Practicing What We Pray

Stan Guthrie

When it comes to sharing the gospel, many of us pray—a lot. We know that if God doesn’t open the sinful human heart to the gospel, then it will remain closed as tightly as a clam. As J.I. Packer has said, “The prayer of a Christian is not an attempt to force God’s hand, but a humble acknowledgement of helpless dependence…. what we do every time we pray is to confess our own impotence and God’s sovereignty.”

Many pastors make praying for the lost a priority. According to the Billy Graham Center for Evangelism, the Assemblies of God, and 10 other denominations, a whopping 96 percent of the most evangelistic pastors of small churches pray weekly for non-believers by name.
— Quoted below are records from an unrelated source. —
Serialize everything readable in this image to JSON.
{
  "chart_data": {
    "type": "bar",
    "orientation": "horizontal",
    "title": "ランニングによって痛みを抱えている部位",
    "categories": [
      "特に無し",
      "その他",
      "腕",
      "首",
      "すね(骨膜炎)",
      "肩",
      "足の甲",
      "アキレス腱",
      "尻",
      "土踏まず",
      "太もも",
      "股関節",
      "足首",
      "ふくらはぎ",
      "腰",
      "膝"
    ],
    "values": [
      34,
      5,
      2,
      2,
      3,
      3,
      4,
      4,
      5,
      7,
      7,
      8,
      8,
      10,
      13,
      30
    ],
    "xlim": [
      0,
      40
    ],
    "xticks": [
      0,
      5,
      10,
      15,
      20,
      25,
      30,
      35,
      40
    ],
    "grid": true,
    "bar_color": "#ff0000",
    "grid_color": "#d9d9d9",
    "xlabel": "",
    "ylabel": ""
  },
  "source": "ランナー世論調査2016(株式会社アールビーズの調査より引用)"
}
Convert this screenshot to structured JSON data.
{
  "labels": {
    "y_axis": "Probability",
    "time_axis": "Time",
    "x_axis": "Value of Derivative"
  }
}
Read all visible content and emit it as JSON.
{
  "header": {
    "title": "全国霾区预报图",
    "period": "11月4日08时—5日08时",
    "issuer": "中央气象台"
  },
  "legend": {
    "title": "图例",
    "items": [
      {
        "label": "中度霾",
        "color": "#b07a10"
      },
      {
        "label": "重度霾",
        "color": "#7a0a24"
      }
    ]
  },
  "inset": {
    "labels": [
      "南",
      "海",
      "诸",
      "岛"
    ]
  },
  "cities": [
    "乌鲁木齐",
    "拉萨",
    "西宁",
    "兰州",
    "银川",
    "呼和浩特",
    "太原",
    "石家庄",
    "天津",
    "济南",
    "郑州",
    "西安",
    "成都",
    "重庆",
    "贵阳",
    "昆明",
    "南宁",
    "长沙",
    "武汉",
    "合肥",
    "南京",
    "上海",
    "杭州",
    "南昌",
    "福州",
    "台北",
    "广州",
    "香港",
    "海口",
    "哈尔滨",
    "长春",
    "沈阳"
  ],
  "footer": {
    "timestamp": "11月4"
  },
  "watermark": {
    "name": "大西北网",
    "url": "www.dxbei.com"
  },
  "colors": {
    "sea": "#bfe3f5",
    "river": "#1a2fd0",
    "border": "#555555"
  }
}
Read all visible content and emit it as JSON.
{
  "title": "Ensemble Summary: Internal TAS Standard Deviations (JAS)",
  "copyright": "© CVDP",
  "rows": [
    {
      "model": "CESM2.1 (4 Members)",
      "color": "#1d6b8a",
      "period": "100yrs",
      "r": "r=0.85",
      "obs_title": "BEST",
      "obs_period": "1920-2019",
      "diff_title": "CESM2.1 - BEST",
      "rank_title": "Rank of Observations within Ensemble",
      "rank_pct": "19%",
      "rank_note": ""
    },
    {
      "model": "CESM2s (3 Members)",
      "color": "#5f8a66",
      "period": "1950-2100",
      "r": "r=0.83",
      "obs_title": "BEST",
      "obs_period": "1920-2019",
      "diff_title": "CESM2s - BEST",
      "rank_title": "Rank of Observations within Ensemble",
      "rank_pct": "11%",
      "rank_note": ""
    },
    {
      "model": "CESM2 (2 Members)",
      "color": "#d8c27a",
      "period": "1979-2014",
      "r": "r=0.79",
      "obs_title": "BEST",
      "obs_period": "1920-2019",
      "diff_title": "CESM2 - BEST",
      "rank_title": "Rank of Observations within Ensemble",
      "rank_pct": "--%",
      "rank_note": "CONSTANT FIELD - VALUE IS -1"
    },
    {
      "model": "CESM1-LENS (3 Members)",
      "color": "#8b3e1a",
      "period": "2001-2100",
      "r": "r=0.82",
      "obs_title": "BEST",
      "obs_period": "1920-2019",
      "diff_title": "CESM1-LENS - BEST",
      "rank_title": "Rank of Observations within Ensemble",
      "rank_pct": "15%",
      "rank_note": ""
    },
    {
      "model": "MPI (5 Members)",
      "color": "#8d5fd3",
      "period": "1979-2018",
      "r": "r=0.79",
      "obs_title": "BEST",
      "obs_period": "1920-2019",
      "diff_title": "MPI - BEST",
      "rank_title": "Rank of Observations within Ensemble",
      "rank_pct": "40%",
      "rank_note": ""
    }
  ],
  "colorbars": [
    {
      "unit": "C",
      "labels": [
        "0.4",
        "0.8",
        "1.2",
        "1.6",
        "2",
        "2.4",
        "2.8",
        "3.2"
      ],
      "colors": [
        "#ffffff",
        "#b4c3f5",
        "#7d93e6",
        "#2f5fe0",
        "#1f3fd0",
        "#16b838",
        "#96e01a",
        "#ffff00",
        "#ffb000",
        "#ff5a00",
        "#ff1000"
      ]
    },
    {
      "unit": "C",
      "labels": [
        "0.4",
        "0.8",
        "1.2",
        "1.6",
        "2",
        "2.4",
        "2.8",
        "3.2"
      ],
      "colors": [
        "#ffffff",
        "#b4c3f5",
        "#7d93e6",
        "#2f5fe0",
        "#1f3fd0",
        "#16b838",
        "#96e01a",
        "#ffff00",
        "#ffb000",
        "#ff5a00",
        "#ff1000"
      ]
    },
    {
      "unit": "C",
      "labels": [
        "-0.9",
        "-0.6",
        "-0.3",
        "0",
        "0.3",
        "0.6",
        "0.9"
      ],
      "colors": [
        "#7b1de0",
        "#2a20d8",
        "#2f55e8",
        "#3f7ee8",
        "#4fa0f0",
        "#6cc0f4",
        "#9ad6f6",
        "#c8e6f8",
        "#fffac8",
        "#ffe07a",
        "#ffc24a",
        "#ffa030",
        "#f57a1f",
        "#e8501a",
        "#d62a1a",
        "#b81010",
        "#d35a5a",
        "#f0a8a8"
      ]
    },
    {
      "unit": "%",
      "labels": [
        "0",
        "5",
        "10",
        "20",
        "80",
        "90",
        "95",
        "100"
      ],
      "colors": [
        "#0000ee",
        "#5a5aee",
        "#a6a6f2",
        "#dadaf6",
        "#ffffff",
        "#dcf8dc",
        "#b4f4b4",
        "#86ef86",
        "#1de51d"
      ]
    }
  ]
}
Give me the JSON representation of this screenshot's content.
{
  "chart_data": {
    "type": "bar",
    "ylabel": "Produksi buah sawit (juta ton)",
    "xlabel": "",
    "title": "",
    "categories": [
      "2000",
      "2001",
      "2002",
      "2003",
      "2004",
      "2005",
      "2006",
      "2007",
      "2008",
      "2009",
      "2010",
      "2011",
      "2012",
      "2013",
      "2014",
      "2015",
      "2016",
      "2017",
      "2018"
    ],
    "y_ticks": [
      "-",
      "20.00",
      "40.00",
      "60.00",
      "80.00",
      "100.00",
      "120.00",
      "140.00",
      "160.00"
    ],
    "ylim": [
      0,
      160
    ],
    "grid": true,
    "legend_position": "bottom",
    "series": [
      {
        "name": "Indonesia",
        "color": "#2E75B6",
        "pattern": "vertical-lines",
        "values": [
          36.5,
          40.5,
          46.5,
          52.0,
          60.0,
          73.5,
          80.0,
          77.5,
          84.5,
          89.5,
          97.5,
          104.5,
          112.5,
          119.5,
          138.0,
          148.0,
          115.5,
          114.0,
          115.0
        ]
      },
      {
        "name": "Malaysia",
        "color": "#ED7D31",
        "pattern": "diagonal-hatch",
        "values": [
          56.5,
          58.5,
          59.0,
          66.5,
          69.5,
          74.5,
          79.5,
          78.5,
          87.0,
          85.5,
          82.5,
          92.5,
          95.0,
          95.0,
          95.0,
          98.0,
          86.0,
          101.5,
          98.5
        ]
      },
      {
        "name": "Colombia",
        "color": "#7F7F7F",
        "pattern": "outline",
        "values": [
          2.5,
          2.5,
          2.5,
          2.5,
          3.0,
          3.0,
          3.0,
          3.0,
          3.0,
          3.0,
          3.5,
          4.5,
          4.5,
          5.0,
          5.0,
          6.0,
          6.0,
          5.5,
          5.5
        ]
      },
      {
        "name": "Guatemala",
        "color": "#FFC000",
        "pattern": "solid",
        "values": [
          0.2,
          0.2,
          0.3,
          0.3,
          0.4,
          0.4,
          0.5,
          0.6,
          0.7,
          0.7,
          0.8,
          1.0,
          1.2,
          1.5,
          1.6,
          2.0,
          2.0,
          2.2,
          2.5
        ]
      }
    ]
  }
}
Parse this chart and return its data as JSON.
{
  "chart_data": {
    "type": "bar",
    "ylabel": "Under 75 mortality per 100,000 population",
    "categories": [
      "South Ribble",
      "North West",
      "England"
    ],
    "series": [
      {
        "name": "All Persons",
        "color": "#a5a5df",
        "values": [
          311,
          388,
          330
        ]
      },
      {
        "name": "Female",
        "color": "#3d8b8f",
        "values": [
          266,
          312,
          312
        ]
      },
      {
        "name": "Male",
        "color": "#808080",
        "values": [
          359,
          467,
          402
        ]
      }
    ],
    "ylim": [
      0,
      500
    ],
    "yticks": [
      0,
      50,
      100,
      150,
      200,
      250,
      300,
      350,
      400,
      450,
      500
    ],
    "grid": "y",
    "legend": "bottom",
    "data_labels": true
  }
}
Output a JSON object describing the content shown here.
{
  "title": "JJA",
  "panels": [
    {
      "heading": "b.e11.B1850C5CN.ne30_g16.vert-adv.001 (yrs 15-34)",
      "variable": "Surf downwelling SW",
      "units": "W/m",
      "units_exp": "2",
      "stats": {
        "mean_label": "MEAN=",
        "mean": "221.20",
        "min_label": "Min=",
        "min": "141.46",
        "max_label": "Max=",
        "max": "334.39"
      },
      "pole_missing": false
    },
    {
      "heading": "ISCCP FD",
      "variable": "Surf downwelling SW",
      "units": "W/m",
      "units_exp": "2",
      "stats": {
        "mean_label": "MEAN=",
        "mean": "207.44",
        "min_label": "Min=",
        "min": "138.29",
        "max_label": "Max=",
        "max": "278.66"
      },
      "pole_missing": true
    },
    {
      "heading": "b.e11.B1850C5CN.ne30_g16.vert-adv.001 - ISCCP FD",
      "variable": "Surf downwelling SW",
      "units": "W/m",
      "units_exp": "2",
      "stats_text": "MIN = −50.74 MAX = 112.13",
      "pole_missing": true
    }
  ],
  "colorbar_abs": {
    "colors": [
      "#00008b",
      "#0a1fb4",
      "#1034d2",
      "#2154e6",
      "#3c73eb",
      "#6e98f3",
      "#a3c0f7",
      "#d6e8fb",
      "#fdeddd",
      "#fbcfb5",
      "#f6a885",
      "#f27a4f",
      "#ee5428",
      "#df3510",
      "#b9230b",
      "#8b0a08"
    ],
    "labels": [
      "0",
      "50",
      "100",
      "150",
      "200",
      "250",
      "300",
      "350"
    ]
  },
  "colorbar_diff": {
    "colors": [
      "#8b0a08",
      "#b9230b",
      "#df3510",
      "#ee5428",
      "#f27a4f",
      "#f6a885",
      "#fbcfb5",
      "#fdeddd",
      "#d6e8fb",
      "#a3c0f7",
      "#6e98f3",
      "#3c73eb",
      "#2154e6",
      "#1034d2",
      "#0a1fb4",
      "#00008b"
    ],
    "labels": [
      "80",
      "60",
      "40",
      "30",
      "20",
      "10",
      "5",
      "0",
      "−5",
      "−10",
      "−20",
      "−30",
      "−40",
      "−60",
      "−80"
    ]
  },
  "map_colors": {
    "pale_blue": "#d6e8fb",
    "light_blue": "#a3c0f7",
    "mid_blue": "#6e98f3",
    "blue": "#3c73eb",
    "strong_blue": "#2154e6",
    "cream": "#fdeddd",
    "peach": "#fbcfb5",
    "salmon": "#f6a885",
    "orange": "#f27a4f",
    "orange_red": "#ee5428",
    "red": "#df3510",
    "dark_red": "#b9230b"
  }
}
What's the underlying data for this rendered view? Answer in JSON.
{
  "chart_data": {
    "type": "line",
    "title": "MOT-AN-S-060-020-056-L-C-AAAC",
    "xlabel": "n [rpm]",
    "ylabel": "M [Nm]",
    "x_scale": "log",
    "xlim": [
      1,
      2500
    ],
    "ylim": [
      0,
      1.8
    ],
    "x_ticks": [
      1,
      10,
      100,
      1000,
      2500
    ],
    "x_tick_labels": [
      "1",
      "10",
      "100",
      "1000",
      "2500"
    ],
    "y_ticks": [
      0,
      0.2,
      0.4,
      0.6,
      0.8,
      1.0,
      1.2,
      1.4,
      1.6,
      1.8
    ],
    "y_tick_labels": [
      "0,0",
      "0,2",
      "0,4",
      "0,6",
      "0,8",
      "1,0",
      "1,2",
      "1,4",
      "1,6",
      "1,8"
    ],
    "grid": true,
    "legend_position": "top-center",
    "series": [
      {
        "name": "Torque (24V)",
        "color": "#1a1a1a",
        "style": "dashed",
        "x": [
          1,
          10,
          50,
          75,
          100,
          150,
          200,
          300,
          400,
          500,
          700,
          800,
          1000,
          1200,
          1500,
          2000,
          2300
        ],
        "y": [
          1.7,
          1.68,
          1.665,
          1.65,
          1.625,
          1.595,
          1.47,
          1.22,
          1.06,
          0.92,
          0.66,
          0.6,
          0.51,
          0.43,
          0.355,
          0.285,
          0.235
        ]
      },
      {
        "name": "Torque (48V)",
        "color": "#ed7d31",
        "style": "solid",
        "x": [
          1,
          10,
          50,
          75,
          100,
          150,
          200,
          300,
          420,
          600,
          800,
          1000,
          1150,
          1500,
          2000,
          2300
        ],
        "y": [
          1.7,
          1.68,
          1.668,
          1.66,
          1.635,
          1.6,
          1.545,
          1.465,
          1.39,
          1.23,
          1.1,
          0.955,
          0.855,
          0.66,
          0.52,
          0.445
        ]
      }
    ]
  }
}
Even among the least evangelistic pastors, 90 percent pray for non-Christians by name every week.

But a somewhat less impressive 87 percent of the most evangelistic pastors actually evangelize the lost. Among the least evangelistic, the number is far more concerning—just 65 percent. And as Paul told Timothy, pastors need to, among their other responsibilities, “do the work of an evangelist” (2 Timothy 4:5).

How about those of us in the pews? Are we “prepared to make a defense to anyone who asks [us] for a reason for the hope that is in [us] … with gentleness and respect” (1 Peter 3:15)?

LifeWay Research, unfortunately, found a similar gap between beliefs and practice. Among believers between the ages of 18 and 29, 85 percent acknowledge their responsibility to share the gospel with non-Christians, with 69 percent feeling comfortable sharing their faith. But only 25 percent of this group looks for ways to share the gospel, with just 27 percent of them intentionally building friendships with non-believers to do so.

(However, Barna reports some rare good news in the evangelism practices of Millennials, who are the only generation among whom evangelism is significantly on the rise. Nearly two-thirds (65%) have presented the gospel to another within the past year, in contrast to the national average of about half (52%) of born again Christians.)

So why don’t more of us back up our praying for the lost with evangelism? “Part of the answer is fear,” Ed Stetzer of the BGCE writes in Influence Magazine. “Since the Garden of Eden, Satan has used fear as a motivator for evil action or evil inaction.”

Maybe we fear that we won’t know what to say to our unsaved neighbors and will end up looking stupid. Well, let’s be frank: The Christian belief in a holy, loving God who sent His only Son to die for our sins is stupid in the eyes of the world—foolishness to the Greeks, as the Bible says.

But you don’t have to be a theological rocket scientist to tell others what the Lord has done for you—you’re just, as the old saying goes, one beggar telling another beggar where to find spiritual bread. As Billy Graham said, “The message I preach hasn’t changed. Circumstances have changed. Problems have changed, but deep inside man has not changed, and the gospel hasn’t changed.”

There are plenty of easy-to-read resources to help us tell others the gospel in our largely post-Christin culture. One is “The Story of Reality,” by Gregory Koukl. Another is “The Sacrament of Evangelism,” by Jerry Root and yours truly.

But let me be honest. Though I helped write a book on sharing the good news, it has never come easily for me. Like many, at times I’ve shrunk back from saying what I should out of fear of what others might think, instead of concern for what He thinks. May God forgive me and grant me increasing boldness and opportunities to share His love with the lost.

Let me be more like Kathie Lee Gifford, who boldly said to Megyn Kelly on the “Today Show” the morning Billy Graham died, “If you had the cure for cancer, would you keep it quiet, … hold it, and keep it a secret? I always say, I have a cure for the malignancy of the soul, and He has a name, and it’s Jesus.”

In a helpful article in Christianity Today, Stetzer offers some suggestions to help us get to know our neighbors and share the hope we have: host a community event; meet people where they work, eat, study, and play; and weave the gospel into as many conversations as we can. It’s not easy, but the best things in life rarely are. And I expect that we’ll have ample opportunities to make new friends as the pandemic recedes from our collective consciousness.

So, let’s all practice what we pray, pastors and laity. Because when it comes to evangelism, the problem isn’t prayer. It’s prayer alone. As Stetzer says, “Don’t stop praying. Just make sure you also start going.”